- Conquest of Balaguer: Part of the Reconquista
| Date | 1106 |
| Location | Balaguer, Taifa of Lérida |
| Result | Christian victory |

Belligerents
- County of Barcelona County of Urgell: Almoravid Empire

Commanders and leaders
- Pedro Ansúrez: Unknown

Strength
- Unknown: Unknown

Casualties and losses
- Unknown: Unknown

= Conquest of Balaguer =

1106 battle during the Reconquista

The Conquest of Balaguer was the capture of the city of Balaguer and its citadel from the Almoravids in 1106 by Pedro Ansúrez, the guardian for Ermengol VI of Urgell - a child at the time. The conquest was accomplished with the assistance of Ramon Berenguer III of Barcelona.

== Background - Geography ==
Lubb ibn Muhammad, after defeating Wilfred the Hairy by mortally wounding him in the raid of 897, built a defensive fortress/citadel in Balaguer that protected the northern approaches of the Taifa of Lérida from Christian incursions coming from the Pyrenees and the County of Urgell. By the 11th century, the Muslim rulers had transformed the citadel from strictly a military site into a lavish and beautiful palace known as a Suda.

== Background - Muslim rulers ==
In 1039, al-Mustaʿīn conquered the Taifa of Zaragoza and reigned throughout the Upper March. Prior to his death in 1046, al-Mustaʿīn placed his younger son, Yūsuf ibn Sulaymān ibn Hūd al-Muẓaffar, in charge of Lérida. Later in 1046 at the time of al-Mustaʿīn's death, Aḥmad al-Muḳtadir, the elder son, inherited Zaragoza.

Al-Muḳtadir of Zaragoza grew his domain and acquired the Taifa of Tortosa in 1061 and the Taifa of Denia in 1076. Two years later in 1078, civil war between al-Muḳtadir and his brother, al-Muẓaffar ensued. In the war, Al-Muḳtadir defeated al-Muẓaffar and put him in prison. One year later in 1079, al-Muẓaffar was forced to renounce his claim to Lérida.

In 1081, al-Muḳtadir died, passing the reunified kingdom to his two sons. The younger son al-Mundhir, inherited Lérida, Tortosa, and Denia while the older son, Yusuf al-Mu'taman inherited Zaragoza.
In 1090, al-Mundhir died and was succeeded by his son, Sulaymān ibn Hūd, a minor.

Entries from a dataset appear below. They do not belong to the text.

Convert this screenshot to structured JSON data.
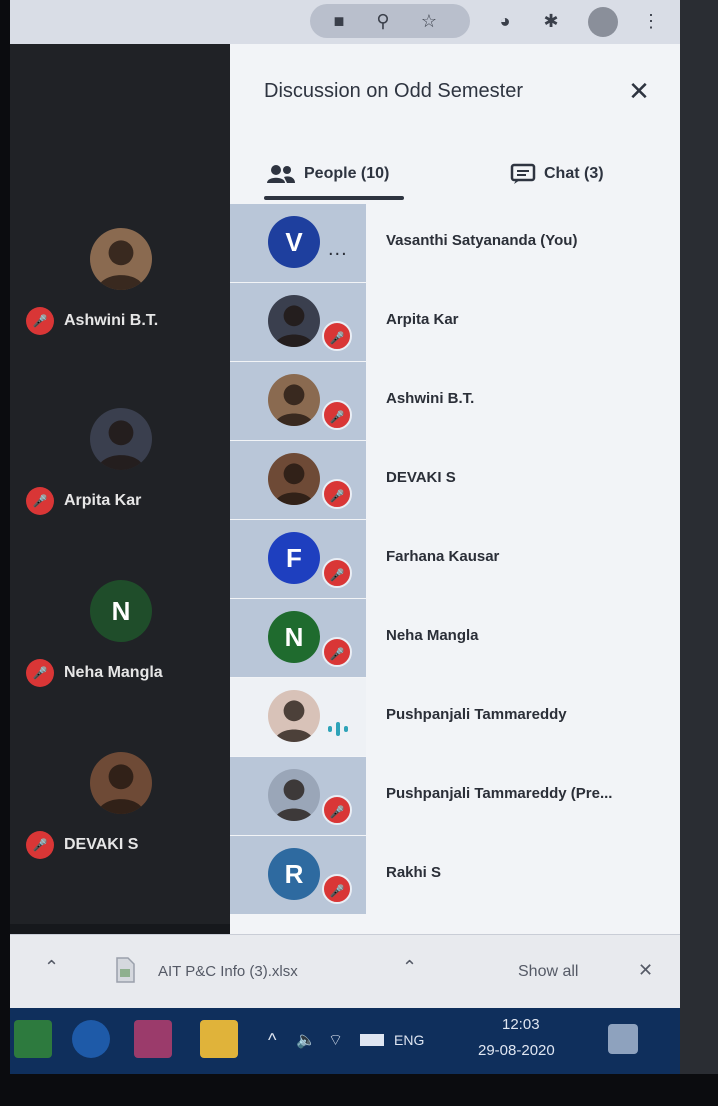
{
  "panel": {
    "title": "Discussion on Odd Semester",
    "close_icon": "close-icon",
    "tabs": [
      {
        "label": "People (10)",
        "icon": "people-icon",
        "active": true
      },
      {
        "label": "Chat (3)",
        "icon": "chat-icon",
        "active": false
      }
    ]
  },
  "people": [
    {
      "name": "Vasanthi Satyananda (You)",
      "avatar": "V",
      "avatar_color": "#1e3f9e",
      "status": "more"
    },
    {
      "name": "Arpita Kar",
      "avatar": "photo",
      "avatar_color": "#3a3f4e",
      "status": "muted"
    },
    {
      "name": "Ashwini B.T.",
      "avatar": "photo",
      "avatar_color": "#8a6a50",
      "status": "muted"
    },
    {
      "name": "DEVAKI S",
      "avatar": "photo",
      "avatar_color": "#6e4a36",
      "status": "muted"
    },
    {
      "name": "Farhana Kausar",
      "avatar": "F",
      "avatar_color": "#1e3fbf",
      "status": "muted"
    },
    {
      "name": "Neha Mangla",
      "avatar": "N",
      "avatar_color": "#1f6b2e",
      "status": "muted"
    },
    {
      "name": "Pushpanjali Tammareddy",
      "avatar": "photo",
      "avatar_color": "#d8c2b8",
      "status": "speaking"
    },
    {
      "name": "Pushpanjali Tammareddy (Pre...",
      "avatar": "photo",
      "avatar_color": "#9aa6b8",
      "status": "muted"
    },
    {
      "name": "Rakhi S",
      "avatar": "R",
      "avatar_color": "#2e6aa0",
      "status": "muted"
    }
  ],
  "tiles": [
    {
      "name": "Ashwini B.T.",
      "avatar": "photo",
      "avatar_color": "#8a6a50"
    },
    {
      "name": "Arpita Kar",
      "avatar": "photo",
      "avatar_color": "#3a3f4e"
    },
    {
      "name": "Neha Mangla",
      "avatar": "N",
      "avatar_color": "#1f4d2a"
    },
    {
      "name": "DEVAKI S",
      "avatar": "photo",
      "avatar_color": "#6e4a36"
    }
  ],
  "downloads": {
    "file_name": "AIT P&C Info (3).xlsx",
    "show_all_label": "Show all"
  },
  "taskbar": {
    "language": "ENG",
    "time": "12:03",
    "date": "29-08-2020"
  },
  "colors": {
    "mute_red": "#d93636",
    "panel_bg": "#f2f4f7",
    "taskbar_bg": "#0f2f5c"
  }
}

Sulaymān's regents divided the kingdom, separating Denia and Tortosa to their own advantage leaving him a rump Lérida.

== The conquest ==
At the start of 1094, Ermengol V of Urgell captured Balaguer as part of his long-term goal to expand the County of Urgell southward. His victory was short-lived, however, as by the end of the year, Sayyid-ad-Dawla with the assistance of the Almoravids regained controlled of the city. Since 1086, the Almoravids had been moving into al-Andalus to assist the taifa kingdoms halt the Christian Reconquista and in this case they provided Sayyid-ad-Dawla with the extra military force necessary to drive Ermengol's forces back out of the city.

The struggle for the city, however, continued to be a back-and-forth affair. In the winter of 1100/1101, Ermengol V reconquered Balaguer only to lose the city to the Almoravids again in 1103.

In 1106, the battle for Balaguer reached a conclusion when Pedro Ansúrez and Ramon Berenguer III of Barcelona besieged the city. At the outset, entry and egress to the city was cut off in order to weaken the city's defense before attempting a direct assault on the protective walls.

The defenders attempted to fight off the besiegers by means of mounted sorties and also through coordinated volleys of projectiles from defensive positions. In addition, the Almoravid governor sought the assistance of relief forces from the emirs of neighboring taifas. None of the tactics had much success, and after a prolonged period, the Christians attacked in force, eventually breaking through the city walls to gain entry and capture the city including the citadel.

== Consequences ==
With the conquest in 1106, the Counts of Urgell occupied the Suda to temporarily make it their residence and set themselves the target of capturing the major, fortified Muslim city of Lleida. Over the next 25 years, however, the process of eliminating Muslim control in the Segrià region was long and incremental. The Christian expansion in the territory suffered fluctuating fortunes with many surrounding areas, including places near Balaguer temporarily held or retaken by Almoravid forces. The territory surrounding Balaguer was not fully secured until approximately 1130 and the city of Lleida itself was not captured until 1149.